Section 13(a)(1) of the FLSA states that bonafide executive, administrative, professional, and outside sales employees, as well as certain computer employees, are exempt from overtime laws. However, an employee’s title does not dictate whether an employee is exempt. Rather, employees are subject to certain tests that determine whether or not they meet the requirements of an exempt employee. Each employee classification has a separate set of standards that measure whether or not the employee qualifies. For instance, in addition to the minimum salary level, an executive is only exempt if she manages the business enterprise or a recognized department or subdivision of the enterprise, supervises and directs the work of at least 2 full time employees, and has the power to hire and fire employees, or at least her recommendations are given particular weight as to the same; while an outside sales employee’s primary duties must be making sales or obtaining orders or contracts, and she must be regularly engaged away from the employer’s primary place of business. The Department of Labor provides a more complete explanation of the tests to determine whether an employee is exempt. https://www.dol.gov/whd/overtime/fs17a_overview.pdf
How will these changes effect the workplace?
Naturally, there are differing views about how these changes will effect Americans.
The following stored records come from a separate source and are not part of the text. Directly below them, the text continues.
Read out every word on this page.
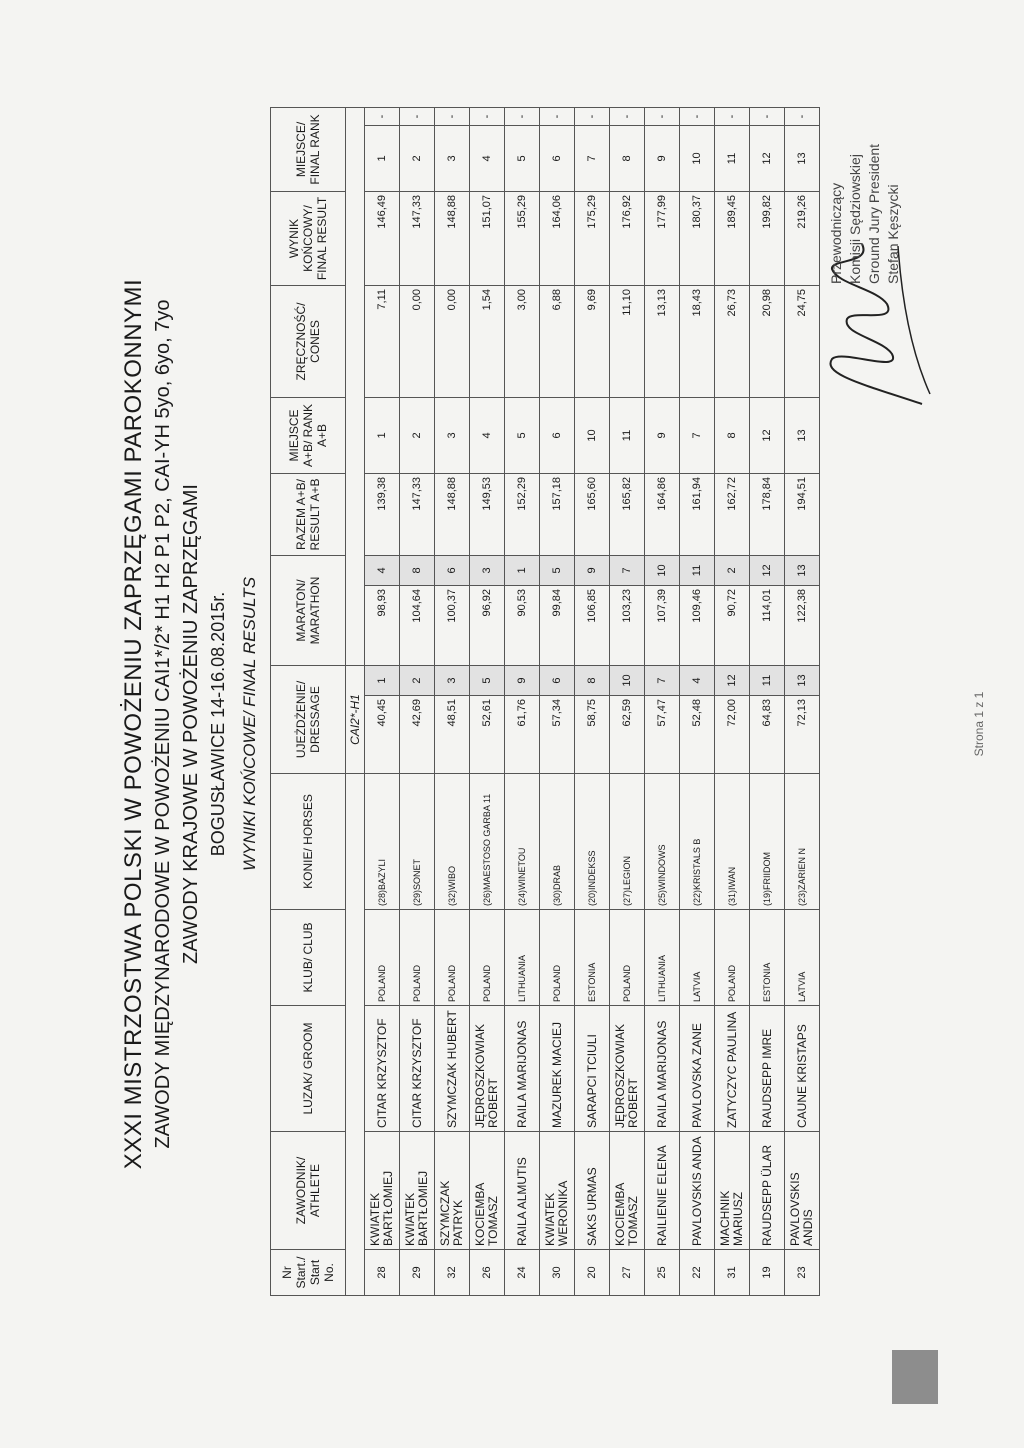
XXXI MISTRZOSTWA POLSKI W POWOŻENIU ZAPRZĘGAMI PAROKONNYMI ZAWODY MIĘDZYNARODOWE W POWOŻENIU CAI1*/2* H1 H2 P1 P2, CAI-YH 5yo, 6yo, 7yo ZAWODY KRAJOWE W POWOŻENIU ZAPRZĘGAMI BOGUSŁAWICE 14-16.08.2015r. WYNIKI KOŃCOWE/ FINAL RESULTS
Nr Start./ Start No.	ZAWODNIK/ ATHLETE	LUZAK/ GROOM	KLUB/ CLUB	KONIE/ HORSES	UJEŻDŻENIE/ DRESSAGE		MARATON/ MARATHON		RAZEM A+B/ RESULT A+B	MIEJSCE A+B/ RANK A+B	ZRĘCZNOŚĆ/ CONES	WYNIK KOŃCOWY/ FINAL RESULT	MIEJSCE/ FINAL RANK	
					CAI2*-H1									
28	KWIATEK BARTŁOMIEJ	CITAR KRZYSZTOF	POLAND	(28)BAZYLI	40,45	1	98,93	4	139,38	1	7,11	146,49	1	-
29	KWIATEK BARTŁOMIEJ	CITAR KRZYSZTOF	POLAND	(29)SONET	42,69	2	104,64	8	147,33	2	0,00	147,33	2	-
32	SZYMCZAK PATRYK	SZYMCZAK HUBERT	POLAND	(32)WIBO	48,51	3	100,37	6	148,88	3	0,00	148,88	3	-
26	KOCIEMBA TOMASZ	JĘDROSZKOWIAK ROBERT	POLAND	(26)MAESTOSO GARBA 11	52,61	5	96,92	3	149,53	4	1,54	151,07	4	-
24	RAILA ALMUTIS	RAILA MARIJONAS	LITHUANIA	(24)WINETOU	61,76	9	90,53	1	152,29	5	3,00	155,29	5	-
30	KWIATEK WERONIKA	MAZUREK MACIEJ	POLAND	(30)DRAB	57,34	6	99,84	5	157,18	6	6,88	164,06	6	-
20	SAKS URMAS	SARAPCI TCIULI	ESTONIA	(20)INDEKSS	58,75	8	106,85	9	165,60	10	9,69	175,29	7	-
27	KOCIEMBA TOMASZ	JĘDROSZKOWIAK ROBERT	POLAND	(27)LEGION	62,59	10	103,23	7	165,82	11	11,10	176,92	8	-
25	RAILIENIE ELENA	RAILA MARIJONAS	LITHUANIA	(25)WINDOWS	57,47	7	107,39	10	164,86	9	13,13	177,99	9	-
22	PAVLOVSKIS ANDA	PAVLOVSKA ZANE	LATVIA	(22)KRISTALS B	52,48	4	109,46	11	161,94	7	18,43	180,37	10	-
31	MACHNIK MARIUSZ	ZATYCZYC PAULINA	POLAND	(31)IWAN	72,00	12	90,72	2	162,72	8	26,73	189,45	11	-
19	RAUDSEPP ÜLAR	RAUDSEPP IMRE	ESTONIA	(19)FRIIDOM	64,83	11	114,01	12	178,84	12	20,98	199,82	12	-
23	PAVLOVSKIS ANDIS	CAUNE KRISTAPS	LATVIA	(23)ZARIEN N	72,13	13	122,38	13	194,51	13	24,75	219,26	13	-
Przewodniczący Komisji Sędziowskiej Ground Jury President Stefan Kęszycki
Strona 1 z 1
Some argue that this is a win for workers, because it will provide a long overdue boost in salary to many employees who work long hours and are not eligible for overtime, or, in the alternative, will cut down on the hours they have to work for less than satisfactory wages. Others argue that it is a blow to small businesses, as it may be difficult to raise prices to cover higher costs without losing customers, and that it is yet another government regulation that makes running a small business more difficult. Critics of the new rule also claim that it will turn millions of professionals into clock-punchers, as they will have to begin logging and recording their hours. However, affected employees may feel that logging their hours is preferable to not earning a fair wage for the time they put into a job. Regardless, there seem to be pros and cons to the change in the rule depending on your perspective, whether you are an employee or a business owner, but the overall impact to society at large remains to be seen.